Oil-free machine occasionally appears in bid documents. Designer writing this requirement probably transferred from pharma or food projects. Brought those cleanliness standards over wholesale. Wastewater plant instrument air using oil-free machine is over-design. Pneumatic valves and actuators aren't that sensitive to trace oil mist. Standard coalescing filter treatment afterward is perfectly usable. Certain analytical instruments genuinely need oil-free air source. Install an activated carbon filter at the endpoint and it's solved. No need to swap the entire system to oil-free for this.

Hydrogen sulfide sources throughout the entire plant. Carried in by sewer network. Released when bar screens agitate. Produced by anaerobic layer in primary clarifiers. Escaping from thickeners and digesters. Released when sludge is being turned in dewatering building.

Compressor room siting should consider prevailing wind direction. Farther from bar screen building, sludge processing building, covered anaerobic structures. Air intake position matters more than room position.
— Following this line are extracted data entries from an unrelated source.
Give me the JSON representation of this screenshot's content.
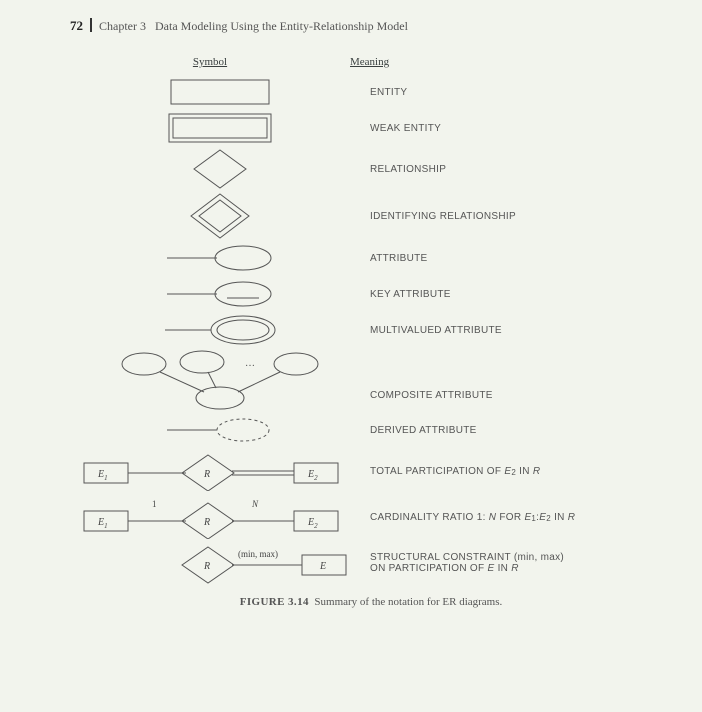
{
  "page": {
    "number": "72",
    "chapter_label": "Chapter 3",
    "chapter_title": "Data Modeling Using the Entity-Relationship Model"
  },
  "columns": {
    "symbol": "Symbol",
    "meaning": "Meaning"
  },
  "rows": {
    "entity": "ENTITY",
    "weak_entity": "WEAK ENTITY",
    "relationship": "RELATIONSHIP",
    "identifying_relationship": "IDENTIFYING RELATIONSHIP",
    "attribute": "ATTRIBUTE",
    "key_attribute": "KEY ATTRIBUTE",
    "multivalued_attribute": "MULTIVALUED ATTRIBUTE",
    "composite_attribute": "COMPOSITE ATTRIBUTE",
    "derived_attribute": "DERIVED ATTRIBUTE",
    "total_participation_prefix": "TOTAL PARTICIPATION OF ",
    "total_participation_entity": "E",
    "total_participation_sub": "2",
    "total_participation_suffix": " IN ",
    "total_participation_rel": "R",
    "cardinality_prefix": "CARDINALITY RATIO 1: ",
    "cardinality_N": "N",
    "cardinality_for": " FOR ",
    "cardinality_e1": "E",
    "cardinality_s1": "1",
    "cardinality_colon": ":",
    "cardinality_e2": "E",
    "cardinality_s2": "2",
    "cardinality_in": " IN ",
    "cardinality_r": "R",
    "structural_line1_a": "STRUCTURAL CONSTRAINT (min, max)",
    "structural_line2_a": "ON PARTICIPATION OF ",
    "structural_e": "E",
    "structural_in": " IN ",
    "structural_r": "R"
  },
  "diagram_labels": {
    "E1": "E",
    "E1_sub": "1",
    "E2": "E",
    "E2_sub": "2",
    "R": "R",
    "one": "1",
    "N": "N",
    "minmax": "(min, max)",
    "E": "E",
    "dots": "…"
  },
  "caption": {
    "figure": "FIGURE 3.14",
    "text": "Summary of the notation for ER diagrams."
  }
}
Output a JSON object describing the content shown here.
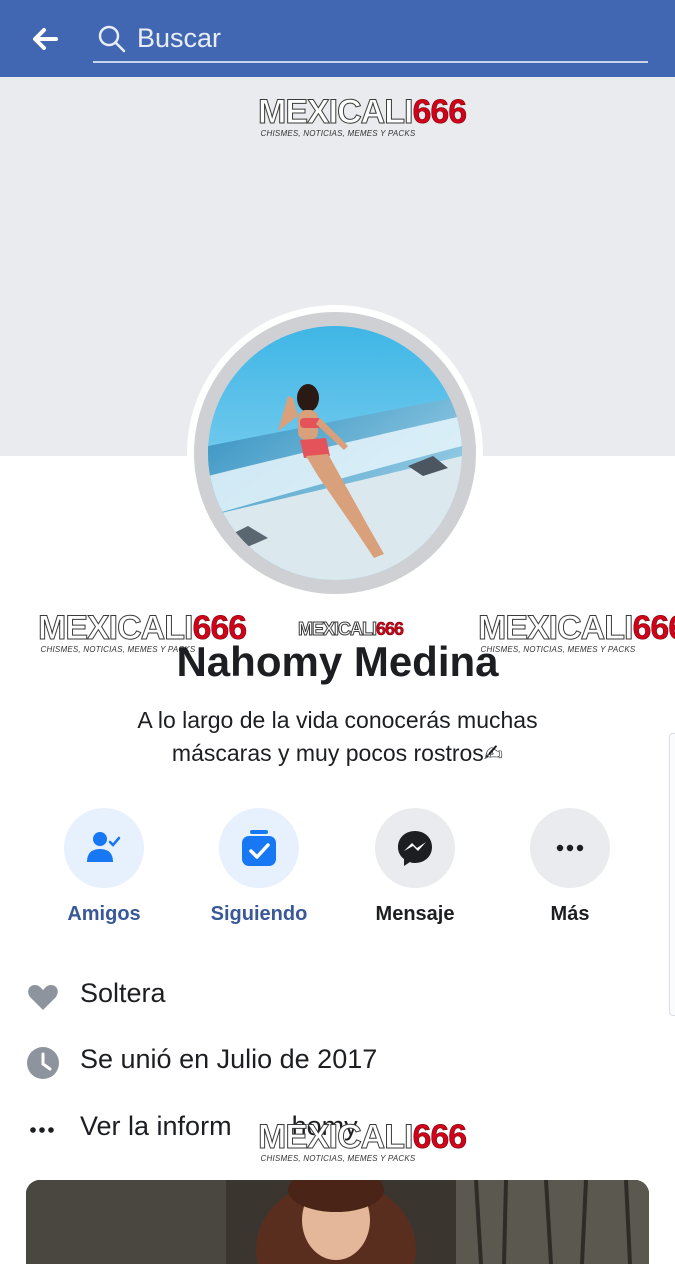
{
  "header": {
    "search_placeholder": "Buscar"
  },
  "watermark": {
    "main_white": "MEXICALI",
    "main_red": "666",
    "tagline": "CHISMES, NOTICIAS, MEMES Y PACKS"
  },
  "profile": {
    "name": "Nahomy Medina",
    "bio_line1": "A lo largo de la vida conocerás muchas",
    "bio_line2": "máscaras y muy pocos rostros✍"
  },
  "actions": [
    {
      "label": "Amigos",
      "icon": "friends-check-icon"
    },
    {
      "label": "Siguiendo",
      "icon": "following-check-icon"
    },
    {
      "label": "Mensaje",
      "icon": "messenger-icon"
    },
    {
      "label": "Más",
      "icon": "more-dots-icon"
    }
  ],
  "info": [
    {
      "text": "Soltera",
      "icon": "heart-icon"
    },
    {
      "text": "Se unió en Julio de 2017",
      "icon": "clock-icon"
    },
    {
      "text": "Ver la inform        homy",
      "icon": "more-dots-icon"
    }
  ],
  "colors": {
    "brand_blue": "#4267b2",
    "link_blue": "#385898",
    "icon_blue": "#1877f2",
    "watermark_red": "#d0021b"
  }
}
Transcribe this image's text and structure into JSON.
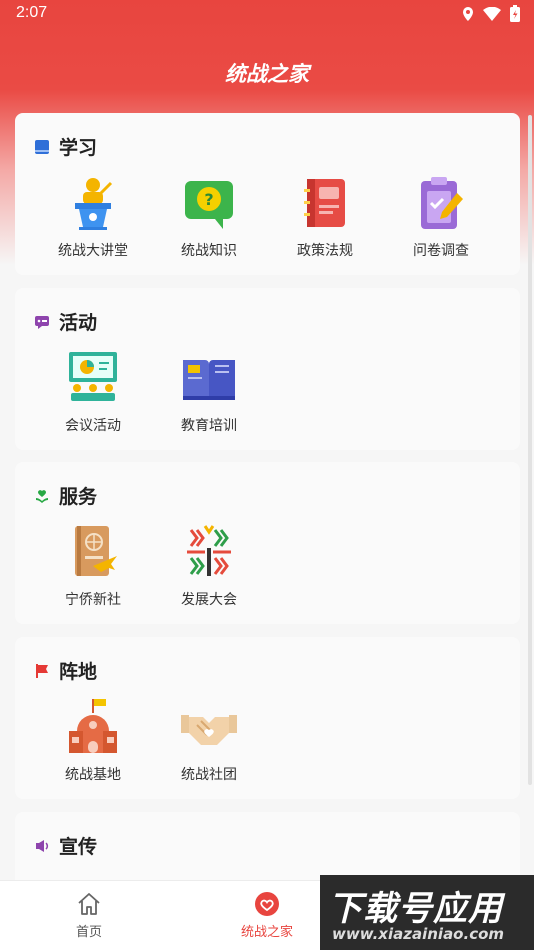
{
  "status_bar": {
    "time": "2:07"
  },
  "app": {
    "title": "统战之家"
  },
  "sections": [
    {
      "title": "学习",
      "items": [
        {
          "label": "统战大讲堂",
          "icon": "lecture-podium-icon"
        },
        {
          "label": "统战知识",
          "icon": "question-chat-icon"
        },
        {
          "label": "政策法规",
          "icon": "red-notebook-icon"
        },
        {
          "label": "问卷调查",
          "icon": "clipboard-survey-icon"
        }
      ]
    },
    {
      "title": "活动",
      "items": [
        {
          "label": "会议活动",
          "icon": "meeting-presentation-icon"
        },
        {
          "label": "教育培训",
          "icon": "open-book-icon"
        }
      ]
    },
    {
      "title": "服务",
      "items": [
        {
          "label": "宁侨新社",
          "icon": "passport-plane-icon"
        },
        {
          "label": "发展大会",
          "icon": "development-conference-logo-icon"
        }
      ]
    },
    {
      "title": "阵地",
      "items": [
        {
          "label": "统战基地",
          "icon": "base-building-flag-icon"
        },
        {
          "label": "统战社团",
          "icon": "handshake-heart-icon"
        }
      ]
    },
    {
      "title": "宣传",
      "items": []
    }
  ],
  "bottom_nav": {
    "home_label": "首页",
    "family_label": "统战之家"
  },
  "watermark": {
    "big": "下载号应用",
    "small": "www.xiazainiao.com"
  },
  "colors": {
    "accent": "#e8453f",
    "active": "#e8453f",
    "text": "#333333"
  }
}
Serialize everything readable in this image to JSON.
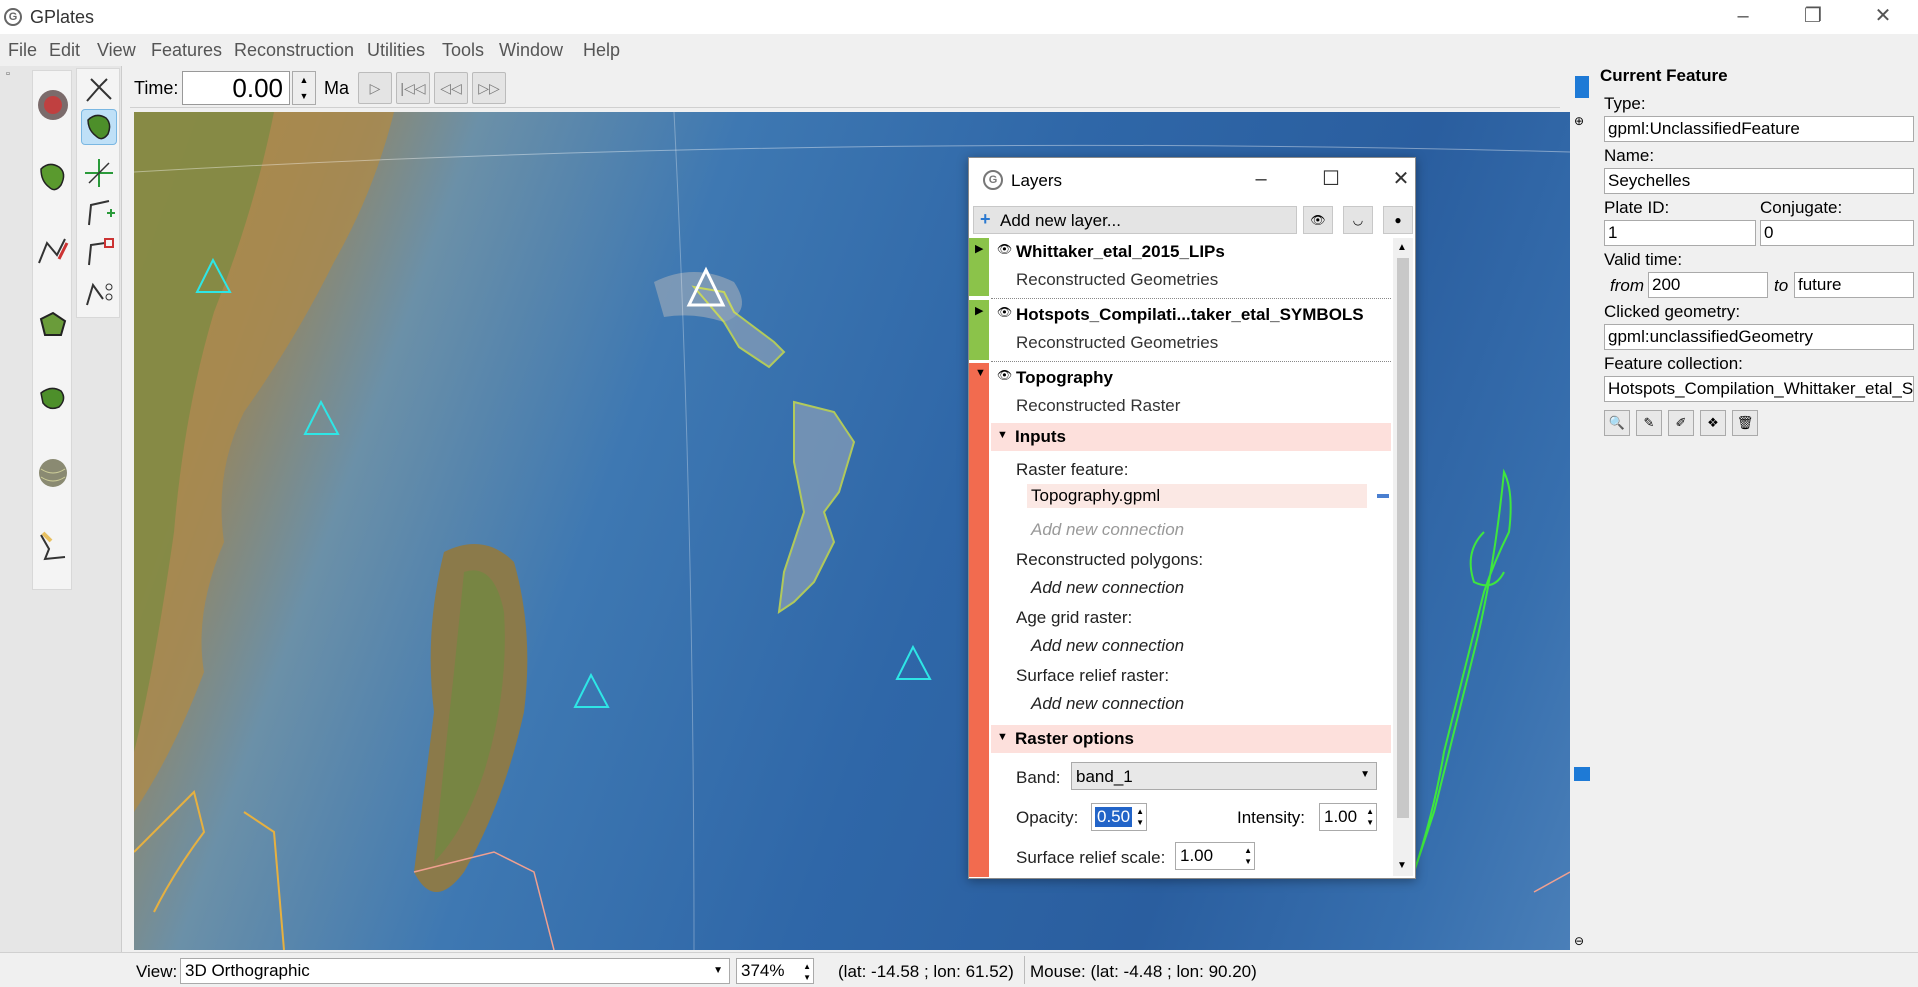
{
  "app": {
    "title": "GPlates"
  },
  "menu": [
    "File",
    "Edit",
    "View",
    "Features",
    "Reconstruction",
    "Utilities",
    "Tools",
    "Window",
    "Help"
  ],
  "time": {
    "label": "Time:",
    "value": "0.00",
    "unit": "Ma"
  },
  "layers_window": {
    "title": "Layers",
    "add_layer": "Add new layer...",
    "layers": [
      {
        "name": "Whittaker_etal_2015_LIPs",
        "type": "Reconstructed Geometries",
        "color": "#8bc34a"
      },
      {
        "name": "Hotspots_Compilati...taker_etal_SYMBOLS",
        "type": "Reconstructed Geometries",
        "color": "#8bc34a"
      },
      {
        "name": "Topography",
        "type": "Reconstructed Raster",
        "color": "#f26b4f"
      }
    ],
    "inputs": {
      "heading": "Inputs",
      "raster_feature_label": "Raster feature:",
      "raster_feature_value": "Topography.gpml",
      "add_new_connection_dim": "Add new connection",
      "reconstructed_polygons_label": "Reconstructed polygons:",
      "age_grid_label": "Age grid raster:",
      "surface_relief_label": "Surface relief raster:",
      "add_new_connection": "Add new connection"
    },
    "raster_options": {
      "heading": "Raster options",
      "band_label": "Band:",
      "band_value": "band_1",
      "opacity_label": "Opacity:",
      "opacity_value": "0.50",
      "intensity_label": "Intensity:",
      "intensity_value": "1.00",
      "relief_label": "Surface relief scale:",
      "relief_value": "1.00"
    }
  },
  "current_feature": {
    "title": "Current Feature",
    "type_label": "Type:",
    "type_value": "gpml:UnclassifiedFeature",
    "name_label": "Name:",
    "name_value": "Seychelles",
    "plate_id_label": "Plate ID:",
    "plate_id_value": "1",
    "conjugate_label": "Conjugate:",
    "conjugate_value": "0",
    "valid_time_label": "Valid time:",
    "from_label": "from",
    "from_value": "200",
    "to_label": "to",
    "to_value": "future",
    "clicked_geometry_label": "Clicked geometry:",
    "clicked_geometry_value": "gpml:unclassifiedGeometry",
    "feature_collection_label": "Feature collection:",
    "feature_collection_value": "Hotspots_Compilation_Whittaker_etal_SY"
  },
  "status": {
    "view_label": "View:",
    "view_value": "3D Orthographic",
    "zoom_value": "374%",
    "camera": "(lat: -14.58 ; lon: 61.52)",
    "mouse": "Mouse: (lat: -4.48 ; lon: 90.20)"
  }
}
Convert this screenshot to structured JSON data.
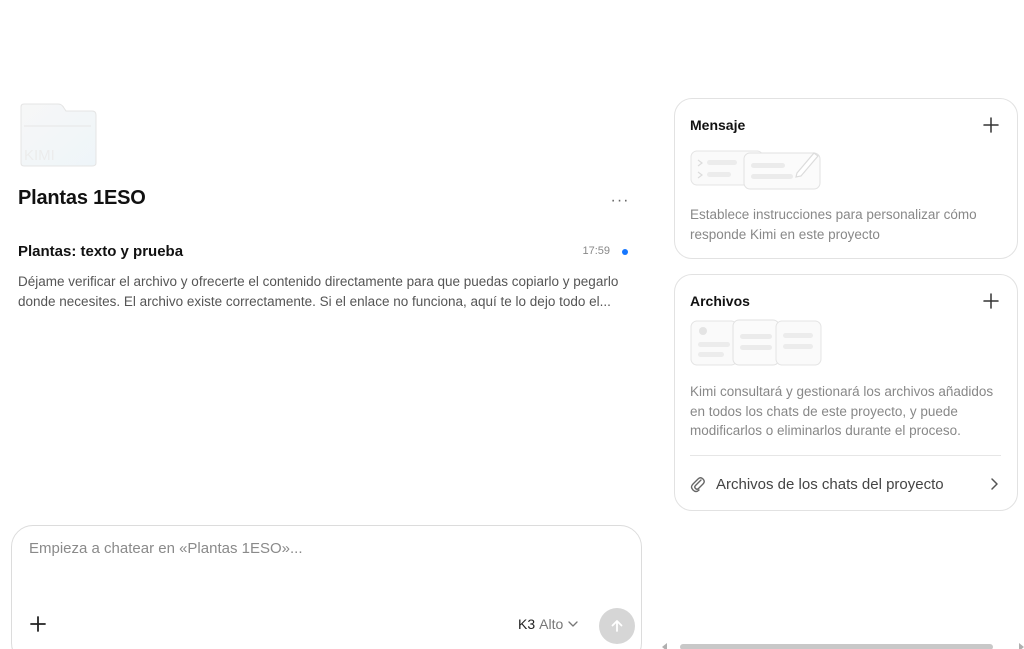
{
  "project": {
    "title": "Plantas 1ESO",
    "folder_watermark": "KIMI",
    "more_label": "···"
  },
  "chats": [
    {
      "title": "Plantas: texto y prueba",
      "time": "17:59",
      "preview": "Déjame verificar el archivo y ofrecerte el contenido directamente para que puedas copiarlo y pegarlo donde necesites. El archivo existe correctamente. Si el enlace no funciona, aquí te lo dejo todo el..."
    }
  ],
  "composer": {
    "placeholder": "Empieza a chatear en «Plantas 1ESO»...",
    "model": "K3",
    "level": "Alto"
  },
  "cards": {
    "message": {
      "title": "Mensaje",
      "description": "Establece instrucciones para personalizar cómo responde Kimi en este proyecto"
    },
    "files": {
      "title": "Archivos",
      "description": "Kimi consultará y gestionará los archivos añadidos en todos los chats de este proyecto, y puede modificarlos o eliminarlos durante el proceso.",
      "link_label": "Archivos de los chats del proyecto"
    }
  },
  "colors": {
    "accent": "#1677ff",
    "send_disabled": "#d6d6d6",
    "border": "#e2e2e2"
  },
  "icons": [
    "folder-icon",
    "more-icon",
    "plus-icon",
    "chevron-down-icon",
    "arrow-up-icon",
    "paperclip-icon",
    "chevron-right-icon"
  ]
}
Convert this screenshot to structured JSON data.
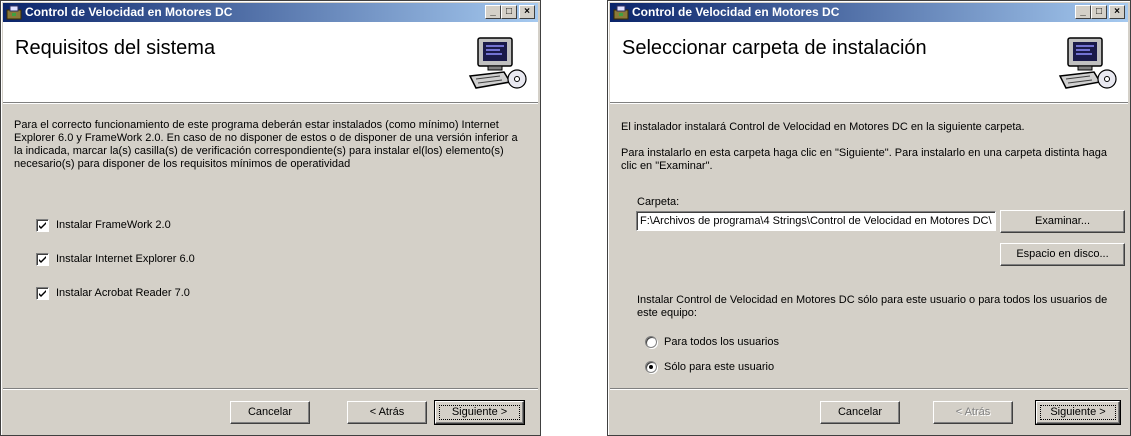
{
  "window1": {
    "title": "Control de Velocidad en Motores DC",
    "header_title": "Requisitos del sistema",
    "description": "Para el correcto funcionamiento de este programa deberán estar instalados (como mínimo) Internet Explorer 6.0 y FrameWork 2.0. En caso de no disponer de estos o de disponer de una versión inferior a la indicada, marcar la(s) casilla(s) de verificación correspondiente(s) para instalar el(los) elemento(s) necesario(s) para disponer de los requisitos mínimos de operatividad",
    "checkboxes": [
      {
        "label": "Instalar FrameWork 2.0",
        "checked": true
      },
      {
        "label": "Instalar Internet Explorer 6.0",
        "checked": true
      },
      {
        "label": "Instalar Acrobat Reader 7.0",
        "checked": true
      }
    ],
    "buttons": {
      "cancel": "Cancelar",
      "back": "< Atrás",
      "next": "Siguiente >"
    }
  },
  "window2": {
    "title": "Control de Velocidad en Motores DC",
    "header_title": "Seleccionar carpeta de instalación",
    "intro": "El instalador instalará Control de Velocidad en Motores DC en la siguiente carpeta.",
    "instructions": "Para instalarlo en esta carpeta haga clic en \"Siguiente\". Para instalarlo en una carpeta distinta haga clic en \"Examinar\".",
    "folder_label": "Carpeta:",
    "folder_value": "F:\\Archivos de programa\\4 Strings\\Control de Velocidad en Motores DC\\",
    "browse_button": "Examinar...",
    "disk_space_button": "Espacio en disco...",
    "scope_question": "Instalar Control de Velocidad en Motores DC sólo para este usuario o para todos los usuarios de este equipo:",
    "radios": [
      {
        "label": "Para todos los usuarios",
        "selected": false
      },
      {
        "label": "Sólo para este usuario",
        "selected": true
      }
    ],
    "buttons": {
      "cancel": "Cancelar",
      "back": "< Atrás",
      "next": "Siguiente >",
      "back_enabled": false
    }
  },
  "colors": {
    "titlebar_start": "#0a246a",
    "titlebar_end": "#a6caf0",
    "face": "#d4d0c8"
  },
  "icons": [
    "installer-app-icon",
    "computer-setup-icon",
    "minimize-icon",
    "maximize-icon",
    "close-icon"
  ]
}
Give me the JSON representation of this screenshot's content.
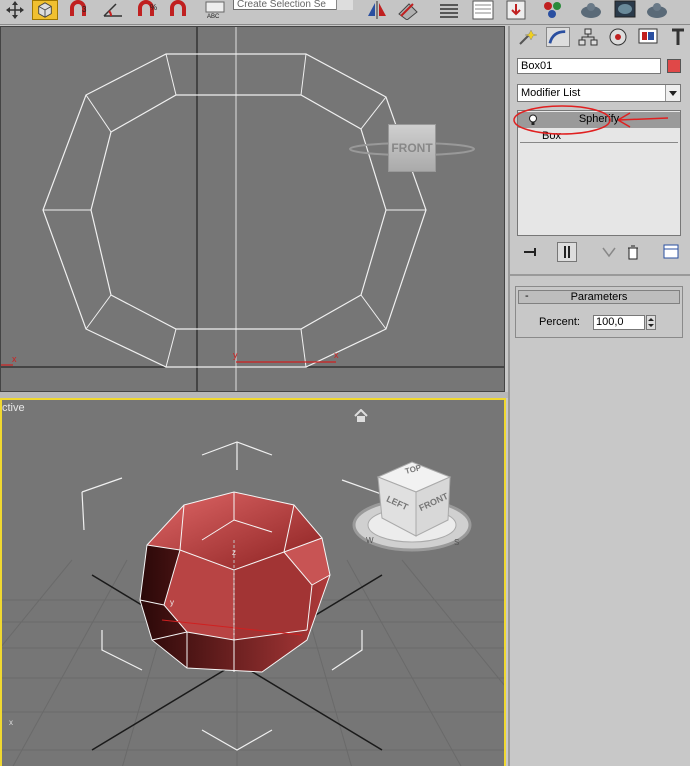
{
  "toolbar": {
    "selection_set": "Create Selection Se",
    "icons": [
      "select-move-icon",
      "select-box-icon",
      "magnet-3d-icon",
      "angle-snap-icon",
      "percent-snap-icon",
      "spinner-snap-icon",
      "spelling-icon",
      "mirror-icon",
      "align-icon",
      "layers-icon",
      "curve-editor-icon",
      "schematic-icon",
      "material-editor-icon",
      "render-setup-icon",
      "rendered-frame-icon",
      "render-icon"
    ]
  },
  "viewport_front": {
    "label": "",
    "viewcube_label": "FRONT",
    "axis_x": "x",
    "axis_y": "y"
  },
  "viewport_perspective": {
    "label": "ctive",
    "viewcube": {
      "top": "TOP",
      "left": "LEFT",
      "front": "FRONT"
    },
    "compass": [
      "W",
      "S"
    ],
    "object_color": "#c84a4a",
    "axis_labels": [
      "z",
      "y",
      "x"
    ]
  },
  "command_panel": {
    "tabs": [
      "create-icon",
      "modify-icon",
      "hierarchy-icon",
      "motion-icon",
      "display-icon",
      "utilities-icon"
    ],
    "object_name": "Box01",
    "object_color": "#e04848",
    "modifier_list": "Modifier List",
    "stack": {
      "selected": "Spherify",
      "base": "Box"
    },
    "stack_tools": [
      "pin-stack-icon",
      "show-end-result-icon",
      "make-unique-icon",
      "remove-modifier-icon",
      "configure-sets-icon"
    ],
    "rollout": {
      "title": "Parameters",
      "collapse": "-",
      "percent_label": "Percent:",
      "percent_value": "100,0"
    }
  },
  "annotation": {
    "color": "#e02020"
  }
}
Some plants have great compressor room location, but air intake directly faces the sludge storage next door. Equals sucking hydrogen sulfide straight into the system.

Enclosed building with HVAC system, can connect compressor air intake to HVAC supply duct. Air conditioning system itself has filtration. Essentially adds one more line of defense for the compressor.

Compressed air carrying water is universal problem. Water vapor condenses to liquid in receiver and piping, accumulates at low points. Instrument air piping getting water, consequences aren't light: valve internals corrode, positioners malfunction, winter outdoor pipe sections freeze and block.

Refrigerated dryer outlet pressure dew point 37-50°F. Plant where piping runs entirely indoors with heating, this is enough.

Outdoor piping is another story. Aerial pipe rack running a stretch of instrument air pipe. Winter ambient temperature negative 20-30°F. Air with 37°F dew point goes in, water instantly condenses. This situation needs desiccant dryer. Dew point pushed down to -40°F. Regeneration energy is the cost. Heated regeneration type consumes 10-15% of processed volume. Blower regeneration and compression heat regeneration designs can reduce losses. But equipment more complex. Suited for larger volume applications.

Piping endpoint particle filters catch rust flakes, desiccant powder, pipe debris. 1-5 micron precision sufficient for most pneumatic equipment. Oil filtration uses coalescing element, installed before the dryer, prevents oil from contaminating adsorbent bed.

Microbes in biological reactors don't care if the compressor is broken. Instrument air supply interrupted means all plant pneumatic valves lose control. Control valves go to spring return position. Might be full open. Might be full closed. Depends on valve's fail-safe design. Either way, not the position the process needs. Chemical dosing interrupted. Flow out of control. Operators can only run to site for manual operation. Assuming valves have handwheels and they can still be turned.

Pressure monitoring can't just look at the receiver. Pressure transmitters distributed throughout the plant can spot piping issues. Filter differential rising means time to change elements. Pressure drop speed during unload cycle increasing means system has leaks. Record this data continuously. Look at few months' trend, where problems are is obvious.